The Federal Reserve is preparing for its March 18-19 policy meeting amid a strong overall labor market, though signs of potential weakening are emerging. This could place the U.S. central bank in a challenging position if inflation remains elevated and tariffs from the Trump administration continue to put upward pressure on prices.

In February, U.S. job growth exceeded expectations, with employers adding 151,000 jobs, according to the Labor Department’s report on Friday. This figure is well above the 80,000 to 100,000 range that Fed Governor Christopher Waller had indicated as a healthy pace of job creation. Despite strong job growth, Waller and other Fed officials have maintained that a robust labor market allows the central bank to keep interest rates in the 4.25%-4.50% range while it awaits progress on reducing inflation, which is still above the 2% target.

However, the February jobs report also highlighted a slight uptick in the unemployment rate to 4.1%, with a significant increase in people settling for part-time work due to a lack of full-time opportunities.

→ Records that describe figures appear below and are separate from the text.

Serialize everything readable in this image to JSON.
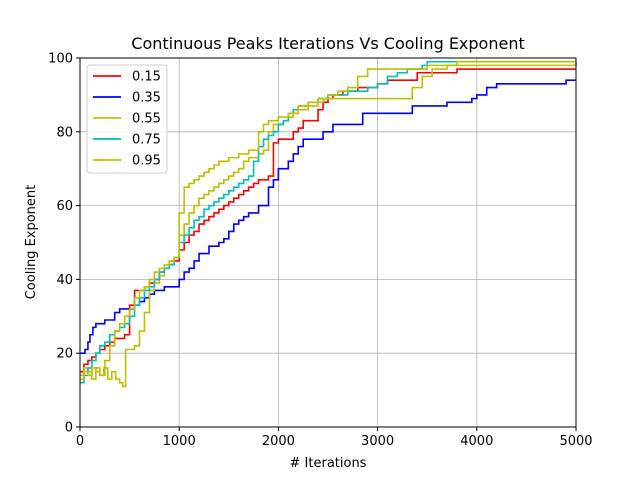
{
  "chart_data": {
    "type": "line",
    "title": "Continuous Peaks Iterations Vs Cooling Exponent",
    "xlabel": "# Iterations",
    "ylabel": "Cooling Exponent",
    "xlim": [
      0,
      5000
    ],
    "ylim": [
      0,
      100
    ],
    "xticks": [
      "0",
      "1000",
      "2000",
      "3000",
      "4000",
      "5000"
    ],
    "yticks": [
      "0",
      "20",
      "40",
      "60",
      "80",
      "100"
    ],
    "grid": true,
    "legend_position": "top-left",
    "series": [
      {
        "name": "0.15",
        "color": "#ff0000",
        "points": [
          [
            0,
            15
          ],
          [
            40,
            17
          ],
          [
            80,
            18
          ],
          [
            120,
            19
          ],
          [
            160,
            20
          ],
          [
            200,
            21
          ],
          [
            250,
            22
          ],
          [
            300,
            23
          ],
          [
            350,
            24
          ],
          [
            400,
            24
          ],
          [
            450,
            25
          ],
          [
            500,
            33
          ],
          [
            550,
            37
          ],
          [
            600,
            37
          ],
          [
            650,
            38
          ],
          [
            700,
            39
          ],
          [
            750,
            40
          ],
          [
            800,
            42
          ],
          [
            850,
            43
          ],
          [
            900,
            44
          ],
          [
            950,
            45
          ],
          [
            1000,
            48
          ],
          [
            1050,
            50
          ],
          [
            1100,
            52
          ],
          [
            1150,
            53
          ],
          [
            1200,
            55
          ],
          [
            1250,
            56
          ],
          [
            1300,
            57
          ],
          [
            1350,
            58
          ],
          [
            1400,
            59
          ],
          [
            1450,
            60
          ],
          [
            1500,
            61
          ],
          [
            1550,
            62
          ],
          [
            1600,
            63
          ],
          [
            1650,
            64
          ],
          [
            1700,
            65
          ],
          [
            1750,
            66
          ],
          [
            1800,
            67
          ],
          [
            1900,
            68
          ],
          [
            1950,
            77
          ],
          [
            2000,
            78
          ],
          [
            2100,
            78
          ],
          [
            2150,
            80
          ],
          [
            2200,
            81
          ],
          [
            2250,
            83
          ],
          [
            2300,
            83
          ],
          [
            2400,
            86
          ],
          [
            2450,
            88
          ],
          [
            2500,
            89
          ],
          [
            2550,
            90
          ],
          [
            2650,
            91
          ],
          [
            2800,
            92
          ],
          [
            3000,
            93
          ],
          [
            3100,
            94
          ],
          [
            3300,
            94
          ],
          [
            3400,
            96
          ],
          [
            3800,
            97
          ],
          [
            5000,
            97
          ]
        ]
      },
      {
        "name": "0.35",
        "color": "#0000ff",
        "points": [
          [
            0,
            20
          ],
          [
            50,
            21
          ],
          [
            80,
            23
          ],
          [
            100,
            25
          ],
          [
            130,
            27
          ],
          [
            160,
            28
          ],
          [
            250,
            29
          ],
          [
            350,
            31
          ],
          [
            400,
            32
          ],
          [
            500,
            32
          ],
          [
            550,
            33
          ],
          [
            600,
            34
          ],
          [
            650,
            35
          ],
          [
            700,
            36
          ],
          [
            750,
            37
          ],
          [
            800,
            37
          ],
          [
            850,
            38
          ],
          [
            950,
            38
          ],
          [
            1000,
            40
          ],
          [
            1050,
            42
          ],
          [
            1100,
            43
          ],
          [
            1150,
            45
          ],
          [
            1200,
            47
          ],
          [
            1300,
            49
          ],
          [
            1400,
            50
          ],
          [
            1450,
            51
          ],
          [
            1500,
            53
          ],
          [
            1550,
            55
          ],
          [
            1600,
            56
          ],
          [
            1650,
            57
          ],
          [
            1700,
            58
          ],
          [
            1800,
            60
          ],
          [
            1900,
            65
          ],
          [
            1950,
            67
          ],
          [
            2000,
            70
          ],
          [
            2100,
            72
          ],
          [
            2150,
            74
          ],
          [
            2200,
            76
          ],
          [
            2250,
            78
          ],
          [
            2300,
            78
          ],
          [
            2450,
            80
          ],
          [
            2550,
            82
          ],
          [
            2600,
            82
          ],
          [
            2850,
            85
          ],
          [
            3350,
            87
          ],
          [
            3650,
            87
          ],
          [
            3700,
            88
          ],
          [
            3950,
            89
          ],
          [
            4000,
            90
          ],
          [
            4100,
            92
          ],
          [
            4200,
            93
          ],
          [
            4900,
            94
          ],
          [
            5000,
            94
          ]
        ]
      },
      {
        "name": "0.55",
        "color": "#bfbf00",
        "points": [
          [
            0,
            14
          ],
          [
            40,
            16
          ],
          [
            80,
            15
          ],
          [
            120,
            13
          ],
          [
            160,
            16
          ],
          [
            200,
            14
          ],
          [
            240,
            16
          ],
          [
            280,
            13
          ],
          [
            320,
            15
          ],
          [
            360,
            13
          ],
          [
            400,
            12
          ],
          [
            430,
            11
          ],
          [
            460,
            21
          ],
          [
            550,
            22
          ],
          [
            600,
            26
          ],
          [
            650,
            31
          ],
          [
            700,
            37
          ],
          [
            750,
            39
          ],
          [
            800,
            41
          ],
          [
            850,
            43
          ],
          [
            900,
            45
          ],
          [
            950,
            46
          ],
          [
            1000,
            52
          ],
          [
            1050,
            55
          ],
          [
            1100,
            58
          ],
          [
            1150,
            60
          ],
          [
            1200,
            62
          ],
          [
            1250,
            63
          ],
          [
            1300,
            64
          ],
          [
            1350,
            65
          ],
          [
            1400,
            66
          ],
          [
            1450,
            67
          ],
          [
            1500,
            68
          ],
          [
            1550,
            69
          ],
          [
            1600,
            70
          ],
          [
            1650,
            72
          ],
          [
            1700,
            73
          ],
          [
            1800,
            74
          ],
          [
            1850,
            75
          ],
          [
            1900,
            80
          ],
          [
            1950,
            82
          ],
          [
            2000,
            82
          ],
          [
            2050,
            83
          ],
          [
            2100,
            84
          ],
          [
            2150,
            85
          ],
          [
            2200,
            86
          ],
          [
            2300,
            87
          ],
          [
            2400,
            88
          ],
          [
            2450,
            89
          ],
          [
            3200,
            89
          ],
          [
            3350,
            92
          ],
          [
            3450,
            95
          ],
          [
            3550,
            97
          ],
          [
            3700,
            98
          ],
          [
            5000,
            99
          ]
        ]
      },
      {
        "name": "0.75",
        "color": "#00bfbf",
        "points": [
          [
            0,
            12
          ],
          [
            40,
            14
          ],
          [
            80,
            16
          ],
          [
            120,
            18
          ],
          [
            160,
            20
          ],
          [
            200,
            22
          ],
          [
            250,
            23
          ],
          [
            300,
            25
          ],
          [
            350,
            26
          ],
          [
            400,
            27
          ],
          [
            450,
            28
          ],
          [
            500,
            30
          ],
          [
            550,
            33
          ],
          [
            600,
            35
          ],
          [
            650,
            37
          ],
          [
            700,
            38
          ],
          [
            750,
            40
          ],
          [
            800,
            42
          ],
          [
            850,
            43
          ],
          [
            900,
            44
          ],
          [
            950,
            46
          ],
          [
            1000,
            50
          ],
          [
            1050,
            52
          ],
          [
            1100,
            54
          ],
          [
            1150,
            56
          ],
          [
            1200,
            57
          ],
          [
            1250,
            59
          ],
          [
            1300,
            60
          ],
          [
            1350,
            61
          ],
          [
            1400,
            62
          ],
          [
            1450,
            63
          ],
          [
            1500,
            64
          ],
          [
            1550,
            65
          ],
          [
            1600,
            66
          ],
          [
            1650,
            67
          ],
          [
            1700,
            68
          ],
          [
            1750,
            72
          ],
          [
            1800,
            76
          ],
          [
            1850,
            78
          ],
          [
            1900,
            79
          ],
          [
            1950,
            80
          ],
          [
            2000,
            82
          ],
          [
            2050,
            83
          ],
          [
            2100,
            85
          ],
          [
            2150,
            86
          ],
          [
            2200,
            87
          ],
          [
            2300,
            88
          ],
          [
            2400,
            89
          ],
          [
            2500,
            90
          ],
          [
            2600,
            90
          ],
          [
            2700,
            91
          ],
          [
            2800,
            91
          ],
          [
            2900,
            92
          ],
          [
            3000,
            93
          ],
          [
            3100,
            95
          ],
          [
            3200,
            96
          ],
          [
            3300,
            97
          ],
          [
            3450,
            98
          ],
          [
            3500,
            99
          ],
          [
            5000,
            99
          ]
        ]
      },
      {
        "name": "0.95",
        "color": "#bfbf00",
        "points": [
          [
            0,
            13
          ],
          [
            40,
            15
          ],
          [
            80,
            14
          ],
          [
            120,
            16
          ],
          [
            160,
            15
          ],
          [
            200,
            14
          ],
          [
            250,
            18
          ],
          [
            300,
            22
          ],
          [
            350,
            26
          ],
          [
            400,
            28
          ],
          [
            450,
            30
          ],
          [
            500,
            32
          ],
          [
            550,
            35
          ],
          [
            600,
            37
          ],
          [
            650,
            38
          ],
          [
            700,
            40
          ],
          [
            750,
            42
          ],
          [
            800,
            43
          ],
          [
            850,
            44
          ],
          [
            900,
            45
          ],
          [
            950,
            46
          ],
          [
            1000,
            58
          ],
          [
            1050,
            65
          ],
          [
            1100,
            66
          ],
          [
            1150,
            67
          ],
          [
            1200,
            68
          ],
          [
            1250,
            69
          ],
          [
            1300,
            70
          ],
          [
            1350,
            71
          ],
          [
            1400,
            72
          ],
          [
            1450,
            72
          ],
          [
            1500,
            73
          ],
          [
            1600,
            74
          ],
          [
            1700,
            75
          ],
          [
            1800,
            80
          ],
          [
            1850,
            82
          ],
          [
            1900,
            83
          ],
          [
            2000,
            84
          ],
          [
            2100,
            85
          ],
          [
            2200,
            87
          ],
          [
            2300,
            88
          ],
          [
            2400,
            89
          ],
          [
            2500,
            90
          ],
          [
            2600,
            91
          ],
          [
            2700,
            92
          ],
          [
            2800,
            95
          ],
          [
            2900,
            97
          ],
          [
            3000,
            97
          ],
          [
            3400,
            97
          ],
          [
            3500,
            98
          ],
          [
            3800,
            99
          ],
          [
            5000,
            99
          ]
        ]
      }
    ]
  }
}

This pushed the broader U-6 unemployment measure—encompassing part-time workers and those discouraged from seeking full-time positions—to 8%, the highest level since October 2021. Additionally, the federal government shed jobs, though the full impact of workforce reductions, driven by tech mogul Elon Musk and his Department of Government Efficiency, may not be fully reflected until March or April.

Julia Coronado, president of MacroPolicy Perspectives, noted in a report that the February employment data suggested early signs of softening, even before the larger reductions in federal hiring and contracting take effect. Coronado added that factors like reduced immigration, federal job cuts, and potential economic uncertainties from tariff policies and payment defaults could further slow hiring in the months ahead, posing challenges to the Fed’s dual mandate of promoting stable prices and maximum employment.

Given these dynamics, some analysts expect the Fed to consider rate cuts as early as June.